Home prices are the main reason that they're so indebted.

"Real house prices increased by an average of 4.6 per cent per year from 1999 to 2012, which was well above the average 0.3-per-cent increase over the prior two decades," Mr. Ferley wrote in the report. "This has resulted in higher leverage ratios for first-time home buyers. For existing home buyers (i.e. households who purchased their home prior to 1999), the price gains between 1999 to 2012 simply resulted in an increase in equity in real estate."

Even though mortgage rates are lower than they were in 1999, those aged 35 to 44 in 2012 have been making larger average monthly mortgage payments than their peers had been back in 1999 because they've taken on larger mortgages. "As a rough approximation, the monthly mortgage payment on a 25-year mortgage at market rates and average mortgage debt outstanding has risen much more sharply for the 2012 cohort of 35-44-year-olds compared to their 1999 equivalents than for other age groups," the report says.

But mortgages aren't solely responsible for this group's leverage.

"Excluding real estate, leverage still increased notably for this age cohort relative to other age groups when compared to their 1999 equivalents," the report says.
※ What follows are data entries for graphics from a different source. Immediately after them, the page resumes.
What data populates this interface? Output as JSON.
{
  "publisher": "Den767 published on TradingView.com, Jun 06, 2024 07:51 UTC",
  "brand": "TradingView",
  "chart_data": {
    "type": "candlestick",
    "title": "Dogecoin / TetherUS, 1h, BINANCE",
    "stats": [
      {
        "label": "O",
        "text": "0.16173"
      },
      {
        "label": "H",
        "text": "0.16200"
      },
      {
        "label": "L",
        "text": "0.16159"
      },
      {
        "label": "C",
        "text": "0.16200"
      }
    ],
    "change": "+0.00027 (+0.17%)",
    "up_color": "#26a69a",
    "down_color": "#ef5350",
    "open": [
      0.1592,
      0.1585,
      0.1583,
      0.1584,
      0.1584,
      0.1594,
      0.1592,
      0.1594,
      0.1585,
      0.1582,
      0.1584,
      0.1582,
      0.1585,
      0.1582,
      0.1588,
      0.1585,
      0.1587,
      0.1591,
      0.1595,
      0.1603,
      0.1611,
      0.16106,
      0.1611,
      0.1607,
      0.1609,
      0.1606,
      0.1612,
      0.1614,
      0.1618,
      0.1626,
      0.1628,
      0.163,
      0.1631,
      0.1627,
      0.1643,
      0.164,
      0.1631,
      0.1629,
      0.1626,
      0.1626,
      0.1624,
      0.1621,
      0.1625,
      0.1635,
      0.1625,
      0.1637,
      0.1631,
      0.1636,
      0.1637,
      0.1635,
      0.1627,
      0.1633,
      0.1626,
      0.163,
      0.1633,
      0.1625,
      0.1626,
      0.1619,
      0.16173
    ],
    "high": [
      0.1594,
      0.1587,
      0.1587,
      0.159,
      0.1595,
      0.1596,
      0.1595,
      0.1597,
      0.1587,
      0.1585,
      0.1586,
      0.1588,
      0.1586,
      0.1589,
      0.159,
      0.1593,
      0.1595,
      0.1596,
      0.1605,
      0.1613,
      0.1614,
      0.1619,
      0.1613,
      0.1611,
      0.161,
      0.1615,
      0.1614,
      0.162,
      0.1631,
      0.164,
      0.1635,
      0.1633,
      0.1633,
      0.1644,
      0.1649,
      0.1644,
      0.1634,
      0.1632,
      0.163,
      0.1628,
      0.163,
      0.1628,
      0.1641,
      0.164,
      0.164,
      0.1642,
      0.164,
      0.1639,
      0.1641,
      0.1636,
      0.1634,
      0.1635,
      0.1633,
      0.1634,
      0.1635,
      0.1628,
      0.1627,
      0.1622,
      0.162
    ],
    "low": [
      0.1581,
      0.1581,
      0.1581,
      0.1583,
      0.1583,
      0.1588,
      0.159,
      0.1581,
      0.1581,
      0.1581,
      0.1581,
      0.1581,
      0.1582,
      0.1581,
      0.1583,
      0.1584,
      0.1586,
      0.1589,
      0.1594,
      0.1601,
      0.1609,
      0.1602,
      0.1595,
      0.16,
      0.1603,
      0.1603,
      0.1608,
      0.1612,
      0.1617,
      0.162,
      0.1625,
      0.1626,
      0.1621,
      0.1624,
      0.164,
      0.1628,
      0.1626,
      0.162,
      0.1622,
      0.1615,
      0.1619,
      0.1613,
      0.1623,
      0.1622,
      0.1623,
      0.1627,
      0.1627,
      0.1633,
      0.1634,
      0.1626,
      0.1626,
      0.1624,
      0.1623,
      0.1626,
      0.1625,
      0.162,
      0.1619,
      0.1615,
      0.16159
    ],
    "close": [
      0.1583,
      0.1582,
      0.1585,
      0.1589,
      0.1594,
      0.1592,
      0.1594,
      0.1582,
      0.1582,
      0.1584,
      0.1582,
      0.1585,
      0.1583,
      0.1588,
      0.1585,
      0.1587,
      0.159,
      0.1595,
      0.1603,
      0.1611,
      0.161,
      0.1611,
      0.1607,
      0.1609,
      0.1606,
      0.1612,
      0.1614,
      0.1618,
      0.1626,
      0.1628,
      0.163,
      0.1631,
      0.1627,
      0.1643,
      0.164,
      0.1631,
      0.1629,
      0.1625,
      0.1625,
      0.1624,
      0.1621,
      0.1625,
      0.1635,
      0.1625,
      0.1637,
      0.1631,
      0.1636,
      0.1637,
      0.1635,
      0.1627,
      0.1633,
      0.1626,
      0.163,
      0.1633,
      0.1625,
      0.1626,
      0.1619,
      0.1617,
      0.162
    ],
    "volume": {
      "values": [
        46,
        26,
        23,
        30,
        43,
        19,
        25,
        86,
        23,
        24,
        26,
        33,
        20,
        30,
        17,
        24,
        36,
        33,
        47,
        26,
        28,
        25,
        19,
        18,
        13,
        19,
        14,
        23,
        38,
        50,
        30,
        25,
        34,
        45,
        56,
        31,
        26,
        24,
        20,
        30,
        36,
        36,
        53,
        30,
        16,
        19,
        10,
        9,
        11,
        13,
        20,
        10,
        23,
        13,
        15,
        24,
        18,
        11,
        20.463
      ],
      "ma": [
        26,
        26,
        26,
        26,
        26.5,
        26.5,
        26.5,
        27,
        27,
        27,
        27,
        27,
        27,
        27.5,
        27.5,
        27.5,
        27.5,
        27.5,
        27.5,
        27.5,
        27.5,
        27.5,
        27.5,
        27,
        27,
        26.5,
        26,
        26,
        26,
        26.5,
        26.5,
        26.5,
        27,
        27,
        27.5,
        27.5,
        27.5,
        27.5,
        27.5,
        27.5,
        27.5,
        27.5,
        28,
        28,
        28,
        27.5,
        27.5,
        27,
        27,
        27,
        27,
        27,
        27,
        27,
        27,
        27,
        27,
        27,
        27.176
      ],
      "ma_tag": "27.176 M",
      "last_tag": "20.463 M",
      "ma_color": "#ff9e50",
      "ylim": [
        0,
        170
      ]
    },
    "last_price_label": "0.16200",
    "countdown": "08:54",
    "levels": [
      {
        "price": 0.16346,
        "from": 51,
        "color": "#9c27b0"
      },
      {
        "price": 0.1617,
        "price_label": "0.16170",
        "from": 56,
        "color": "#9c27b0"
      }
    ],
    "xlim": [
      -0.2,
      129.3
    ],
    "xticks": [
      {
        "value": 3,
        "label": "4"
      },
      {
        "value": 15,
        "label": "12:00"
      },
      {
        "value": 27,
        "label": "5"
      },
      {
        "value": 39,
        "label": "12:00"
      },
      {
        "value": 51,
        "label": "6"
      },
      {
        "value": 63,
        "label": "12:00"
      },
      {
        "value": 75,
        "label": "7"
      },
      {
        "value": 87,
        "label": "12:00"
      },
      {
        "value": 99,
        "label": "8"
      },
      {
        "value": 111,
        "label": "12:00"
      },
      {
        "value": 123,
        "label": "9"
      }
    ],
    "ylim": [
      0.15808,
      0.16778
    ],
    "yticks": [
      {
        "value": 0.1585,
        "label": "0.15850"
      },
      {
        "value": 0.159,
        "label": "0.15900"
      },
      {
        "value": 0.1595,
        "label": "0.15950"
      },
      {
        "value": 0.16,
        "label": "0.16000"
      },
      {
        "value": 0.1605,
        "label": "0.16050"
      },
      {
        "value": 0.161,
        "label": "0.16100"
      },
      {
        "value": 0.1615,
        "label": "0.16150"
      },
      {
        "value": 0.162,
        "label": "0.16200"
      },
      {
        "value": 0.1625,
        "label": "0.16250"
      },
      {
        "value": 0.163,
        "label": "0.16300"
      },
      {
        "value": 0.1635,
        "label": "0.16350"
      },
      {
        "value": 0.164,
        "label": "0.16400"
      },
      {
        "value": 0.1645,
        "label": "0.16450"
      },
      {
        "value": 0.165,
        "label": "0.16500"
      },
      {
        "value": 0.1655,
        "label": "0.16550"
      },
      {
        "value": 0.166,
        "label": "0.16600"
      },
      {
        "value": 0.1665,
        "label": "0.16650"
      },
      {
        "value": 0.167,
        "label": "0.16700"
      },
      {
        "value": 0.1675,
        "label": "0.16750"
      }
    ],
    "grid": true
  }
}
That's largely due to lines of credit.

"We expect that housing markets will undergo a 'soft landing' as activity moderates to levels more in line with demographic fundamentals over the next couple of years while the economy is expected to grow modestly going forward, lowering the unemployment rate and allowing for a gradual rise, or 'normalization,' of interest rates to occur alongside rising household incomes," the report said.

"With that said, the increased leverage associated with both mortgage and non-mortgage borrowing does imply the 35-44 age category is particularly vulnerable relative to the rest of the population were an unforeseen shock to occur."